Odds that my baby chicks have CRD

Gem1030

Hatching
Jun 13, 2017
1
0
9
So we bought 3 new little baby chicks from a trusted store that I've purchased from in the past. 2 days later I traded my silkie roosters (very sad, not allowed to have roosters) for 5 week old chicks....4 of them. I had all seven of them in a brooder together. This was on Sunday. Today (Tuesday) I noticed 2 of the older chicks had bubbling swollen eyes and sneezing. As soon as I noticed I separated the chicks. I have the 3 babies in a new clean space and the other 4 I gave back to the person I got them from. My question is what are the chances my new little babies contracted this disease? Will I know it? I have a strong healthy flock and I dont want to add these babies if they are now carrier's.
 

Pork Pie

Flockwit
Premium Feather Member
5 Years
Jan 30, 2015
51,450
170,447
1,677
Probably by the time you saw the symptoms, I'd say its more than likely that the other chicks could be infected. Personally, I would not take the chance - it's simply not worth it.
 

charles1980

In the Brooder
Mar 22, 2016
7
0
17
Hello, what do you guys use to cure the chicks of CRD since the ban of water soluble antibiotics?
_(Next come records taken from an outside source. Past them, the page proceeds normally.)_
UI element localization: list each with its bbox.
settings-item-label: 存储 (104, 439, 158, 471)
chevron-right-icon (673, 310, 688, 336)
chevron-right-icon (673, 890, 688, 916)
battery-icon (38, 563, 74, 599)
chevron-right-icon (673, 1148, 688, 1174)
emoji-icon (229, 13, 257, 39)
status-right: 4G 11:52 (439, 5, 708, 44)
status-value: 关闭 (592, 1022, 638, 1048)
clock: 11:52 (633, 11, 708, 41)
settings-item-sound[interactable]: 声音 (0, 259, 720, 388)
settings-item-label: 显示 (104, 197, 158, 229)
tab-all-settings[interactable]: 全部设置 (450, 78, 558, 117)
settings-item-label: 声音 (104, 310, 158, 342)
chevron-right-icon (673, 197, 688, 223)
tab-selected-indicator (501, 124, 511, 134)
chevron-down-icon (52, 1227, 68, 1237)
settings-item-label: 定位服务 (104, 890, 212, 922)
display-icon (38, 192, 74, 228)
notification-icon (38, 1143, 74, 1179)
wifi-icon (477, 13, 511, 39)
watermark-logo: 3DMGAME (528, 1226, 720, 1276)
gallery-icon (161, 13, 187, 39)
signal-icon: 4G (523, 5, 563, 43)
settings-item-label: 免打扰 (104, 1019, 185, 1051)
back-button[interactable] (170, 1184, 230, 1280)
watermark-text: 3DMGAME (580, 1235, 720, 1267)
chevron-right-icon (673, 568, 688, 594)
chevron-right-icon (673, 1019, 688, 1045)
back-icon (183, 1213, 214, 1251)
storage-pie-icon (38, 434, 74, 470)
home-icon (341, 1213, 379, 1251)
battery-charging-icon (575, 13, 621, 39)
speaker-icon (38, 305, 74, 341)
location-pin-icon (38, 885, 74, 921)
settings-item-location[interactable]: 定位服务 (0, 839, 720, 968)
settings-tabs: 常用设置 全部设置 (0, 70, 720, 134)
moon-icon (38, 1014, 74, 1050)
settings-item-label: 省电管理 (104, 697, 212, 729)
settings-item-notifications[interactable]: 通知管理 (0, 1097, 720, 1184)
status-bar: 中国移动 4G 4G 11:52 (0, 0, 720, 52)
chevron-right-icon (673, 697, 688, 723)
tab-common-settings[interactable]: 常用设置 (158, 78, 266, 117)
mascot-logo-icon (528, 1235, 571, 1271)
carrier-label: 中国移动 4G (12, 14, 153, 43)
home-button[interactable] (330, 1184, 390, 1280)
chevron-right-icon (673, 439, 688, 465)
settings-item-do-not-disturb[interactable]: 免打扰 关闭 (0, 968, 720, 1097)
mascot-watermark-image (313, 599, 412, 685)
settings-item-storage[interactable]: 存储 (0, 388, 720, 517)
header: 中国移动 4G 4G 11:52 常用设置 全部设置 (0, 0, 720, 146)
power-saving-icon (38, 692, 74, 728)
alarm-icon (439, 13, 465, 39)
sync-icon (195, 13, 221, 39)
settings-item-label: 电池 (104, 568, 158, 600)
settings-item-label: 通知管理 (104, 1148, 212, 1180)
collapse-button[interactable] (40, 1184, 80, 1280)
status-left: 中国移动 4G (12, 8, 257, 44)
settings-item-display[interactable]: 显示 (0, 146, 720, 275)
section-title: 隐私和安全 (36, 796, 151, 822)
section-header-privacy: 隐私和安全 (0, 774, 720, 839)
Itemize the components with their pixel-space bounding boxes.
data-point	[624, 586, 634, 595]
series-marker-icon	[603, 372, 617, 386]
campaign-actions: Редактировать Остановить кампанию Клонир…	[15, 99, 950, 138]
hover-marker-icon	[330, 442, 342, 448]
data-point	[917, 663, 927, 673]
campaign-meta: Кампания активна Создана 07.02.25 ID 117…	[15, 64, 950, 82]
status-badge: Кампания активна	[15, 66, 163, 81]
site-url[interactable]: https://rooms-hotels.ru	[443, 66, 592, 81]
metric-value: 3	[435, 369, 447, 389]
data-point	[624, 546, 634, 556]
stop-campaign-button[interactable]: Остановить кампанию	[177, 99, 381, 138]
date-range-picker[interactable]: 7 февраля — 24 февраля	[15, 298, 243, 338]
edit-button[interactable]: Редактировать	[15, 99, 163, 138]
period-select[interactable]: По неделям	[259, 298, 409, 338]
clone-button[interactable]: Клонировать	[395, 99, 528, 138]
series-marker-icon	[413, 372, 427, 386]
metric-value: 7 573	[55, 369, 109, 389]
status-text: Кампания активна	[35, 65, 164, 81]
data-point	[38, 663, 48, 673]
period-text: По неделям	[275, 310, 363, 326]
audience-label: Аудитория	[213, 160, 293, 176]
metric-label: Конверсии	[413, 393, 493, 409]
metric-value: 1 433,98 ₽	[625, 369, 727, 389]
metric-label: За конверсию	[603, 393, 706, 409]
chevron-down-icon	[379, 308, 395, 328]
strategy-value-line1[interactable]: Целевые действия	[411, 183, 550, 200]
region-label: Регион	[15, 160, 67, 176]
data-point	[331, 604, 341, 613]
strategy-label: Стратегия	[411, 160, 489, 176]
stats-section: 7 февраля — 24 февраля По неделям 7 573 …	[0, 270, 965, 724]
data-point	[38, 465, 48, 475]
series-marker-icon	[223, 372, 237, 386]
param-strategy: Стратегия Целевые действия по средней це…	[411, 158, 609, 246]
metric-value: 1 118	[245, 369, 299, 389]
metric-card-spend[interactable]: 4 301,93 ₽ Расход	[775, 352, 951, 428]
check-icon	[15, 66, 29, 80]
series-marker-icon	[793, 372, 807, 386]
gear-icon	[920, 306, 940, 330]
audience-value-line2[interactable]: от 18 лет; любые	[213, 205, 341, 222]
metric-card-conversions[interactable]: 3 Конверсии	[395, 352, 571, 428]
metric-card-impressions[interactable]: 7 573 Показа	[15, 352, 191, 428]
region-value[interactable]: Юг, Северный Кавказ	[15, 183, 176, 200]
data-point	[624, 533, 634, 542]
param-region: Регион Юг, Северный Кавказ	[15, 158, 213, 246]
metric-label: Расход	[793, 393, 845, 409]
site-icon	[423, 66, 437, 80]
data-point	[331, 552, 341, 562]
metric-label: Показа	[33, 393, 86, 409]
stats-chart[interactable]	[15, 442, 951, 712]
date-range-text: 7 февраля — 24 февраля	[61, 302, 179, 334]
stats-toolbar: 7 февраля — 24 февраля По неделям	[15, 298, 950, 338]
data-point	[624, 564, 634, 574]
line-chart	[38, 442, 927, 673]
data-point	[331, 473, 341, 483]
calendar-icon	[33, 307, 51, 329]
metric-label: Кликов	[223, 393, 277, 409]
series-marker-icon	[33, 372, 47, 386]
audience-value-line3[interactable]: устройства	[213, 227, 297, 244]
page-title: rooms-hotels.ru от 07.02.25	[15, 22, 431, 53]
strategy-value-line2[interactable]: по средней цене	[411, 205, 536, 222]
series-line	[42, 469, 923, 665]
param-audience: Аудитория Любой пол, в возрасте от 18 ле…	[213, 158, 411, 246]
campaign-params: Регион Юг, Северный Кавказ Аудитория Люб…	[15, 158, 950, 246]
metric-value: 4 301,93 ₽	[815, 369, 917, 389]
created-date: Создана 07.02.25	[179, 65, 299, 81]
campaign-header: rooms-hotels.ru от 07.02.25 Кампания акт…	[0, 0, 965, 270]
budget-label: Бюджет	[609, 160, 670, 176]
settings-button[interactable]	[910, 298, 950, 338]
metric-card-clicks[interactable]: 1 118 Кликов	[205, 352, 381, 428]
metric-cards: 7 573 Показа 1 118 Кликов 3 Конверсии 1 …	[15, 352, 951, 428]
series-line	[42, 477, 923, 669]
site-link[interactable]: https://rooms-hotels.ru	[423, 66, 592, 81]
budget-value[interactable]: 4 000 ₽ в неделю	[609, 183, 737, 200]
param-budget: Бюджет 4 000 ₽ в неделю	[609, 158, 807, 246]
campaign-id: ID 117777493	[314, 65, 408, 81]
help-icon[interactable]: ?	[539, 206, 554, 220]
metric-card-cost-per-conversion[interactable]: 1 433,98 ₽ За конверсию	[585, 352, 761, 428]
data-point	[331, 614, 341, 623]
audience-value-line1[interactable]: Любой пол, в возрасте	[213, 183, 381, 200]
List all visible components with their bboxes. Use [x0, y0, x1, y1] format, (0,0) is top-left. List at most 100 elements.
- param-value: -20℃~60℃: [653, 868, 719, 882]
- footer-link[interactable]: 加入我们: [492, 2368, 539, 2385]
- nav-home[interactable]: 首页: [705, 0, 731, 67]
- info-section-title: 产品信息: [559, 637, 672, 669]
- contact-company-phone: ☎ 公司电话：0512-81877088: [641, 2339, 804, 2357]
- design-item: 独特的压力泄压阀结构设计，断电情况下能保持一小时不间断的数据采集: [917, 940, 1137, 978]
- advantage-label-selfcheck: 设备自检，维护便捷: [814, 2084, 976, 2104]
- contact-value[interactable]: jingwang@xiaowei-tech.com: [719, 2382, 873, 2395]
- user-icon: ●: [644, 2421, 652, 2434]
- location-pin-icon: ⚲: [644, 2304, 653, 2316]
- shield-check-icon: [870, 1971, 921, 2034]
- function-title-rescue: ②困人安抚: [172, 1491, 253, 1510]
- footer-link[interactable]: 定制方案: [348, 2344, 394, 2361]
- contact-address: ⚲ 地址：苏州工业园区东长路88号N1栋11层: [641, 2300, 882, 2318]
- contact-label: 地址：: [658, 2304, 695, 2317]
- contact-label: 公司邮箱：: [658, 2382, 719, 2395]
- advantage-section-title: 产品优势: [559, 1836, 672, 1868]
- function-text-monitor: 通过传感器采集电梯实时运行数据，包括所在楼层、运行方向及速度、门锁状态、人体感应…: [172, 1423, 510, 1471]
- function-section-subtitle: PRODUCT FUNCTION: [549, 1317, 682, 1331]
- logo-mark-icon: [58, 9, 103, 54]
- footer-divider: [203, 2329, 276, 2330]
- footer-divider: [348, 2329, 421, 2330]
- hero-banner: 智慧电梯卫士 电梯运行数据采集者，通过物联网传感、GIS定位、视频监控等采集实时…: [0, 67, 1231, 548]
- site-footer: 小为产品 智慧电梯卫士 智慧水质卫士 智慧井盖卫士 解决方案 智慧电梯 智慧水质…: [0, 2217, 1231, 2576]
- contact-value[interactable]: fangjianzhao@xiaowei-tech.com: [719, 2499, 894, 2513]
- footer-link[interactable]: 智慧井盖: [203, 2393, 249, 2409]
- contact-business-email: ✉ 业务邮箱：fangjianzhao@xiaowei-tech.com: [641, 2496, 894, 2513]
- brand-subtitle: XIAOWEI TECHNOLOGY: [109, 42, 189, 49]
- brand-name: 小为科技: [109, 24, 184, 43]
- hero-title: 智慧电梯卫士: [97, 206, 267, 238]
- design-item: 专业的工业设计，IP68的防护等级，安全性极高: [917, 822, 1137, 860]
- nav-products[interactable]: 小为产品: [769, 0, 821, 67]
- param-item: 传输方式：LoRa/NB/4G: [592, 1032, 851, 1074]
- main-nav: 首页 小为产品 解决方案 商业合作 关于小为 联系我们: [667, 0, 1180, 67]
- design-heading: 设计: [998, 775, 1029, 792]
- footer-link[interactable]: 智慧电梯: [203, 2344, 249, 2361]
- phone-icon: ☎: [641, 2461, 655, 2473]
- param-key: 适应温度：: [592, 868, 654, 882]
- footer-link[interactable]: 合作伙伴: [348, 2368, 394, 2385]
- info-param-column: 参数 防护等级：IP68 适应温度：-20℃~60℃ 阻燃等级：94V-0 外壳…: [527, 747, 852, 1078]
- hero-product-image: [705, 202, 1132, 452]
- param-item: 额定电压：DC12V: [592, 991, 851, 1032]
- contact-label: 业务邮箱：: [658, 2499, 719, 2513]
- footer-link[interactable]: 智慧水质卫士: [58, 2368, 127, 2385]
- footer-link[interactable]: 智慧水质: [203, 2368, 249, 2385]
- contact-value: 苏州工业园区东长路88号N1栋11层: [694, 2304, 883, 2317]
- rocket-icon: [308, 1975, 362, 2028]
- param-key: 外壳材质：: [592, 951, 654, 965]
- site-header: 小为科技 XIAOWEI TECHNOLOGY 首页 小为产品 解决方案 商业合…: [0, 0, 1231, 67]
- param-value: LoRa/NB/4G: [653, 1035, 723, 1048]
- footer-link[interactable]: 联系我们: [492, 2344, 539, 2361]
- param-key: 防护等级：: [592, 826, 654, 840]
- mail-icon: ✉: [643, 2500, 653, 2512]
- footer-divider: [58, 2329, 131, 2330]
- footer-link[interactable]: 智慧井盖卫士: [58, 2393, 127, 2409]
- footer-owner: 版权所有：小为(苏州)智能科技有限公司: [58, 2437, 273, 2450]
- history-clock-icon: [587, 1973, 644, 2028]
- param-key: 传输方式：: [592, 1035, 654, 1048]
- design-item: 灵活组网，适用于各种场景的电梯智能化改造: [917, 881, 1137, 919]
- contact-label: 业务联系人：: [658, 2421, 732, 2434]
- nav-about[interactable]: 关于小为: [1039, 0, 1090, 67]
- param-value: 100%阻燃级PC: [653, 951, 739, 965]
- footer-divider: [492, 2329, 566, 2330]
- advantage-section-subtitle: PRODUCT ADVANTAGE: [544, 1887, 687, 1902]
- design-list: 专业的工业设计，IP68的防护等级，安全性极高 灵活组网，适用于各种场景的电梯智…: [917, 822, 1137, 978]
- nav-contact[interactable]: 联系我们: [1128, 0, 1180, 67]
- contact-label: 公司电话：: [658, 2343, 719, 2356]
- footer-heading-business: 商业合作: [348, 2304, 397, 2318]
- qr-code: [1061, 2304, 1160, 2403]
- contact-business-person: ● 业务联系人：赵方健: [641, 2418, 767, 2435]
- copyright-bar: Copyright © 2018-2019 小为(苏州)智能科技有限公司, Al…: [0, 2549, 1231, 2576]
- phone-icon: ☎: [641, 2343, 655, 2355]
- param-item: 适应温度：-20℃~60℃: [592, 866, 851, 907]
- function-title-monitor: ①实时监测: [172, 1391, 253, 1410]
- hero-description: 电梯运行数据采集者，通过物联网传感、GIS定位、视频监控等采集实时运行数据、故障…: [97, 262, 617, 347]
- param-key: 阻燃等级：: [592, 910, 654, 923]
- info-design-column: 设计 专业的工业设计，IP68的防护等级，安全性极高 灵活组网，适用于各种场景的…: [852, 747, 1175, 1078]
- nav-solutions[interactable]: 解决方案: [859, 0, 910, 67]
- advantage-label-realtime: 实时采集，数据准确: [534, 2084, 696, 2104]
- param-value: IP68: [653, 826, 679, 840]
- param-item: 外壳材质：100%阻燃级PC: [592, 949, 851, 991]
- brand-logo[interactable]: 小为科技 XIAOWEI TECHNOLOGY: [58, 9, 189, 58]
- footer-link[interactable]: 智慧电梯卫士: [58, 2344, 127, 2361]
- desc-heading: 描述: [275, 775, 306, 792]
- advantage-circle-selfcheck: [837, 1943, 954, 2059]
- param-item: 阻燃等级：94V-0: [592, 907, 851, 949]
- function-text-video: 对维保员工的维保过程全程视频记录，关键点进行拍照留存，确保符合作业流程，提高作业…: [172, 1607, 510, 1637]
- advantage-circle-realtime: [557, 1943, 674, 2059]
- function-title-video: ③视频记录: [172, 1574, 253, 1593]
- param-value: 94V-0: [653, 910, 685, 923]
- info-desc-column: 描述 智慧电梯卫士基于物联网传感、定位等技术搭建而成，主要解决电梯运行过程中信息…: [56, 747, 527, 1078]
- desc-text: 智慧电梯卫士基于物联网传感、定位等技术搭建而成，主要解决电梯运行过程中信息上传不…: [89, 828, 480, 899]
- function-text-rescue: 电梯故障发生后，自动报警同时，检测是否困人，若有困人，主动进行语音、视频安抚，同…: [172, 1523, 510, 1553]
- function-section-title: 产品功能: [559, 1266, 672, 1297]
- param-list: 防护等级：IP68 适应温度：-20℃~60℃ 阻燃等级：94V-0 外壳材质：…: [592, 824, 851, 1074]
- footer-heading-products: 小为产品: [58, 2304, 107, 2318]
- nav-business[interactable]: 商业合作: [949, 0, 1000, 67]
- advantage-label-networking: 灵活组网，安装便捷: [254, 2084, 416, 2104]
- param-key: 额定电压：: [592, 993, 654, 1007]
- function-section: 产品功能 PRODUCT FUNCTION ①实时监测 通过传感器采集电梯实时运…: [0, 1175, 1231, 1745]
Thanks
 

Eggcessive

Enabler
Premium Feather Member
9 Years
Apr 3, 2011
54,074
44,406
1,202
southern Ohio
Hello, what do you guys use to cure the chicks of CRD since the ban of water soluble antibiotics? Thanks
CRD, a term that sometimes is used for MG or mycoplasma gallisepticum, stands for chronic respiratory disease. Chronic means that the disease is never cured--the chicken has it, is a carrier for life, and although the symptoms may go away, they may return during a period of stress--during a molt, cold weather or other stresses.
Tylan 50 injectable may be used to treat symptoms. Dosage is 0.2ml per pound of weight given orally or by injection twice a day for 5 days. Tylan Soluble Powder may be obtained from a vet with a prescription, and is used in the drinking water. Take a look at the link in post #3 for symptoms and treatment of MG and other common respiratory diseases, such as coryza, ILT, and bronchitis. Flocks with MG should be closed--no birds in or out to control the disease.